Outbreaks of Ebola have occurred in the DRC sporadically in 1976, 1994, 2003, 2007 and 2012. The most recent outbreak started on August 1, 2018, and even with the infection of 2,500 and the deaths of more than 1,700, the Ebola virus is still not contained. Endemic hostilities in the DRC make it hard for health organizations to track contacts of those infected, and to operate treatment centers without fear of military attack. Health workers expose themselves daily to lethal infection – and should not be exposed also to armed assault. But they are – two health workers were killed in mid-July.


Ebola Goma
The city of Goma, DRC and Mount Nyiragongo in the background. Image credit: Flickr/MONUSCO

Goma is more than 350 kilometers (217 miles) south of where the Ebola outbreak was first detected and lies outside the main conflict regions. So, it has taken almost a year for Ebola to reach Goma. With a population of about a million, Goma is the largest city to have an infection. The risk of urban spreading is obvious. But Goma has been preparing for the arrival of Ebola for a year, setting up hand-washing stations and discouraging moto-taxi drivers from sharing helmets. An Ebola Treatment Center in Goma has been operational since February.

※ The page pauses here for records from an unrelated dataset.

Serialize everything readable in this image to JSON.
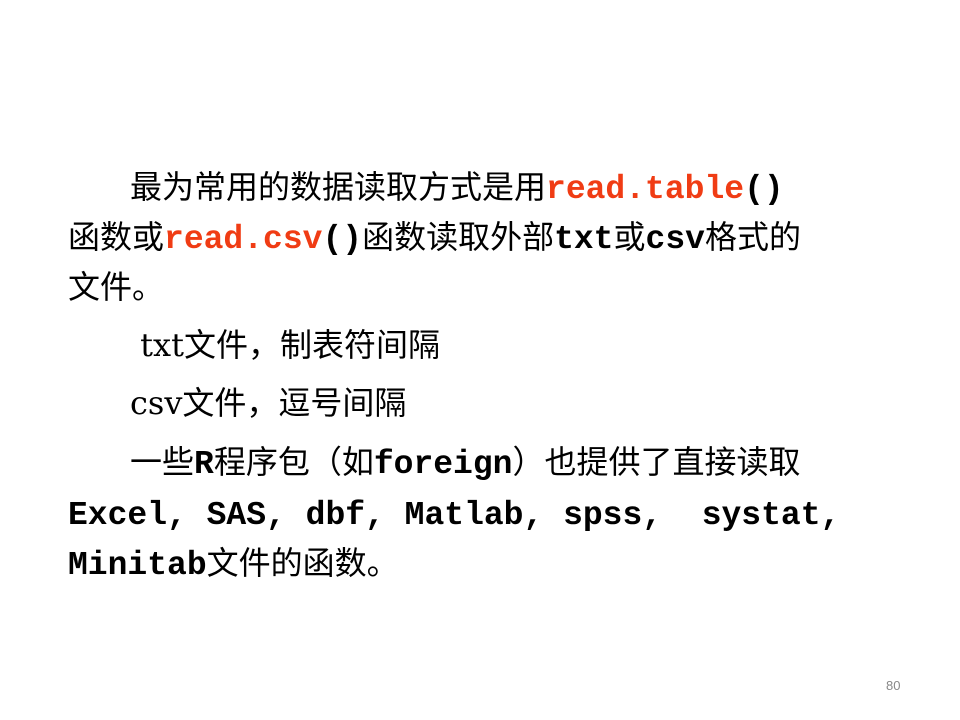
{
  "slide": {
    "accent_color": "#f03c14",
    "page_number": "80",
    "lines": [
      {
        "indent": true,
        "segments": [
          {
            "text": "最为常用的数据读取方式是用",
            "style": "plain"
          },
          {
            "text": "read.table",
            "style": "code-red"
          },
          {
            "text": "()",
            "style": "code"
          }
        ]
      },
      {
        "indent": false,
        "segments": [
          {
            "text": "函数或",
            "style": "plain"
          },
          {
            "text": "read.csv",
            "style": "code-red"
          },
          {
            "text": "()",
            "style": "code"
          },
          {
            "text": "函数读取外部",
            "style": "plain"
          },
          {
            "text": "txt",
            "style": "code"
          },
          {
            "text": "或",
            "style": "plain"
          },
          {
            "text": "csv",
            "style": "code"
          },
          {
            "text": "格式的",
            "style": "plain"
          }
        ]
      },
      {
        "indent": false,
        "segments": [
          {
            "text": "文件。",
            "style": "plain"
          }
        ]
      },
      {
        "indent": true,
        "segments": [
          {
            "text": " txt文件，制表符间隔",
            "style": "plain"
          }
        ]
      },
      {
        "indent": true,
        "segments": [
          {
            "text": "csv文件，逗号间隔",
            "style": "plain"
          }
        ]
      },
      {
        "indent": true,
        "segments": [
          {
            "text": "一些",
            "style": "plain"
          },
          {
            "text": "R",
            "style": "code"
          },
          {
            "text": "程序包（如",
            "style": "plain"
          },
          {
            "text": "foreign",
            "style": "code"
          },
          {
            "text": "）也提供了直接读取",
            "style": "plain"
          }
        ]
      },
      {
        "indent": false,
        "segments": [
          {
            "text": "Excel, SAS, dbf, Matlab, spss,  systat,",
            "style": "code"
          }
        ]
      },
      {
        "indent": false,
        "segments": [
          {
            "text": "Minitab",
            "style": "code"
          },
          {
            "text": "文件的函数。",
            "style": "plain"
          }
        ]
      }
    ]
  }
}
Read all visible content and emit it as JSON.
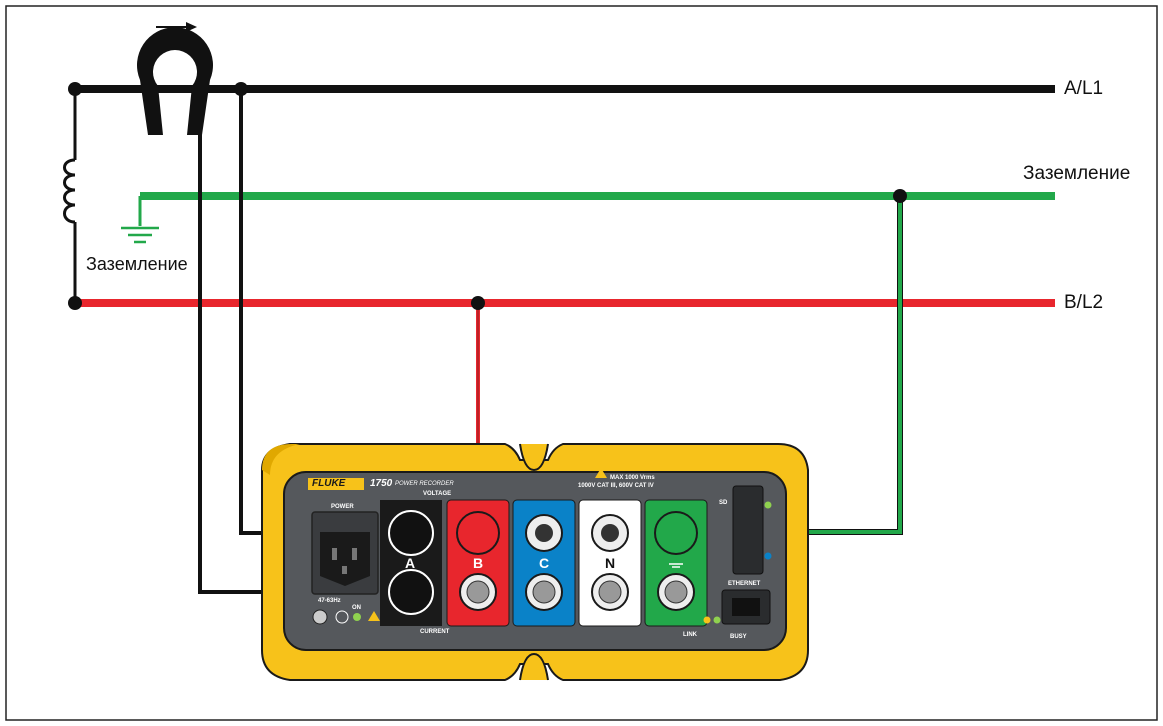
{
  "lines": {
    "line1": "A/L1",
    "ground": "Заземление",
    "line2": "B/L2",
    "ground_symbol_label": "Заземление"
  },
  "device": {
    "brand": "FLUKE",
    "model": "1750",
    "model_desc": "POWER RECORDER",
    "voltage_label": "VOLTAGE",
    "current_label": "CURRENT",
    "power_label": "POWER",
    "freq_label": "47-63Hz",
    "on_label": "ON",
    "max_rating": "MAX 1000 Vrms",
    "cat_rating": "1000V CAT III, 600V CAT IV",
    "channels": [
      "A",
      "B",
      "C",
      "N"
    ],
    "sd_label": "SD",
    "ethernet_label": "ETHERNET",
    "link_label": "LINK",
    "busy_label": "BUSY"
  },
  "colors": {
    "line1": "#111111",
    "ground": "#22a84a",
    "line2": "#e8262d",
    "case": "#f7c21a",
    "panel": "#55585c",
    "channel_a": "#1a1a1a",
    "channel_b": "#e8262d",
    "channel_c": "#0a82c8",
    "channel_n": "#ffffff",
    "channel_gnd": "#22a84a"
  }
}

The transmission vector was a pastor from the town of Butembo, a long 18-hour bus ride to Goma. Pandemic risk modelers seek to identify contagion super-spreaders, who come into contact with many infected people through their daily activities. This pastor was such a super-spreader. While in Butembo, the pastor held regular services in seven churches, during which he laid his hands onto worshipers, including people who were ill. The pastor has since died. This tragic tale is a reminder that ignorance is a major transmission factor in the spread of contagion. Ever since the Black Death, congregating in places of worship has been known as an infectious risk escalator.

According to the World Health Organization (WHO), health officials have identified 60 people who came into contact with the pastor since he became ill and half of them have been vaccinated. Concerned still about the spread of Ebola in Goma, WHO has now classified the Ebola outbreak as a public health emergency of international concern.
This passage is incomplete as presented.